Selon l’Organisation des Nations Unies pour l’Alimentation et l’Agriculture en 2009, l’alimentation de la population mondiale devient une préoccupation importante car il faudra augmenter la production agricole mondiale de 66% d’ici 2050 pour pouvoir nourrir 9,1 milliards d’individus (FAO, 2009). Parallèlement à cela, les ruraux doivent résoudre un ensemble imbriqué de problèmes de gestion des ressources naturelles : la dégradation des écosystèmes et de la biodiversité dont ils sont dépendants, la diminution de l’accès aux terres cultivables de qualité, la détérioration des ressources forestières de plus en plus réduites et enfin la rareté de l’eau et une agriculture paysanne non irriguée prédominante. (FIDA, 2011). Il faut alors augmenter la productivité générale pour répondre aux besoins alimentaires mondiaux de demain, tout en s’appuyant sur des alternatives au système de production intensif établi depuis cinquante ans dans les pays industrialisés et dont les limites sont aujourd’hui reconnues par une majorité d’acteurs (Grandval, 2011). De plus, diverses recherches ont démontré que la gestion durable de l’environnement et des ressources naturelles est devenue essentielle à la réduction de la pauvreté dans les zones rurales (FIDA, 2011). De ce fait, de multiples démarches visent, à travers le monde, à mettre en œuvre une agriculture qui concilie les objectifs de production avec des objectifs écologiques, voire des objectifs sociaux dont la génération d’emplois et l’amélioration du niveau et de la qualité de vie des populations (Levard et Apollin, 2013).

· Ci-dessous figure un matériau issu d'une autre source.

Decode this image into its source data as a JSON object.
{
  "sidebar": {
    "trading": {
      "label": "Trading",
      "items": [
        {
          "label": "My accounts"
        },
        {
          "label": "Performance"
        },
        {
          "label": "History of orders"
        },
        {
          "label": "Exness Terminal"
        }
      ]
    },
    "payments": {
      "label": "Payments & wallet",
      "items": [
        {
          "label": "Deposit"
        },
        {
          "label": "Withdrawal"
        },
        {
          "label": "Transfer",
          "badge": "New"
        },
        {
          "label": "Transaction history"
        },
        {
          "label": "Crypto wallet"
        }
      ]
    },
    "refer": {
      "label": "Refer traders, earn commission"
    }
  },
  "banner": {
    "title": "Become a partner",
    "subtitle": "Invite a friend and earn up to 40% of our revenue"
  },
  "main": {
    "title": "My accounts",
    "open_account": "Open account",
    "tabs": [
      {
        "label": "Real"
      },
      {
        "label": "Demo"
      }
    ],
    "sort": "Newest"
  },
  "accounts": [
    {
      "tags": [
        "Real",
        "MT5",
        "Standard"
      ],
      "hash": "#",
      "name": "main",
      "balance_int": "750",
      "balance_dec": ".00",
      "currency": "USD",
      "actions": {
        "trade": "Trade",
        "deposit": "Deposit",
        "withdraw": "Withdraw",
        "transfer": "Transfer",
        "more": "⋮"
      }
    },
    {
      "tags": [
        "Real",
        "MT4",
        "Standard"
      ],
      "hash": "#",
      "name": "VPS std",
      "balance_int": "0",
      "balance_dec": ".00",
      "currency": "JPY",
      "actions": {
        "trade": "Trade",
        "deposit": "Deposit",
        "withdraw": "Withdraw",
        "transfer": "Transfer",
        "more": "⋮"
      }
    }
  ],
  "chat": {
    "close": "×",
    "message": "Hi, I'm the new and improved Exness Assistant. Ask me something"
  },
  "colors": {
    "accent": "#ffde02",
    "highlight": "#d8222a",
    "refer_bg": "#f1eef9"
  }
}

À Madagascar, l’Agriculture contribue à raison de 26% au Produit Intérieur Brut (PIB) et emploie environ 68% de la main d’œuvre active (FIDA, 2013a). Par ailleurs, 80% de la population vivent en milieu rural et 73% dépendent de l’activité agricole (Ralaifenomana, 2009). Par contre, il a été observé que l’insécurité alimentaire existe et s’est même amplifiée durant les dernières années : 35% des ménages ruraux en 2013 contre 25% en 2005. Associée à cela, la pauvreté est chronique avec un taux de 71% (MEP, 2015). Ces faits soulignent la grande importance de l’agriculture dans le développement du pays et démontrent l’incapacité des acteurs et des institutions responsables du développement à valoriser les ressources à leur disposition.
Différents concepts
Permaculture
La permaculture vient de deux mots anglais : « permanent » et « agriculture ». L’agriculture permanente (en français) fut à l’origine inventée par les Australiens Bill Mollison et David Holmgren dans les années 1970. «Elle désigne un système évolutif, intégré, d’auto-perpétuation d’espèces végétales et animales utiles à l’homme. C’est, dans son essence, un écosystème agricole complet, façonné sur des exemples existants, mais plus simple » (Mollison et Holgrem, 1986). Une définition plus actuelle de la permaculture qui reflète l’élargissement de son champ d’action implicite dans Permaculture I , est « la conception consciente de paysages qui miment les modèles et les relations observés dans la nature, visant à obtenir une production abondante de nourriture, de fibres textiles et d‟énergie pour satisfaire les besoins locaux.» (Holgrem, 2010). Dans ce sens, la permaculture est basée sur l’observation de la nature, les savoirs traditionnels des anciens, et les découvertes scientifiques récentes (Broustey, 2015).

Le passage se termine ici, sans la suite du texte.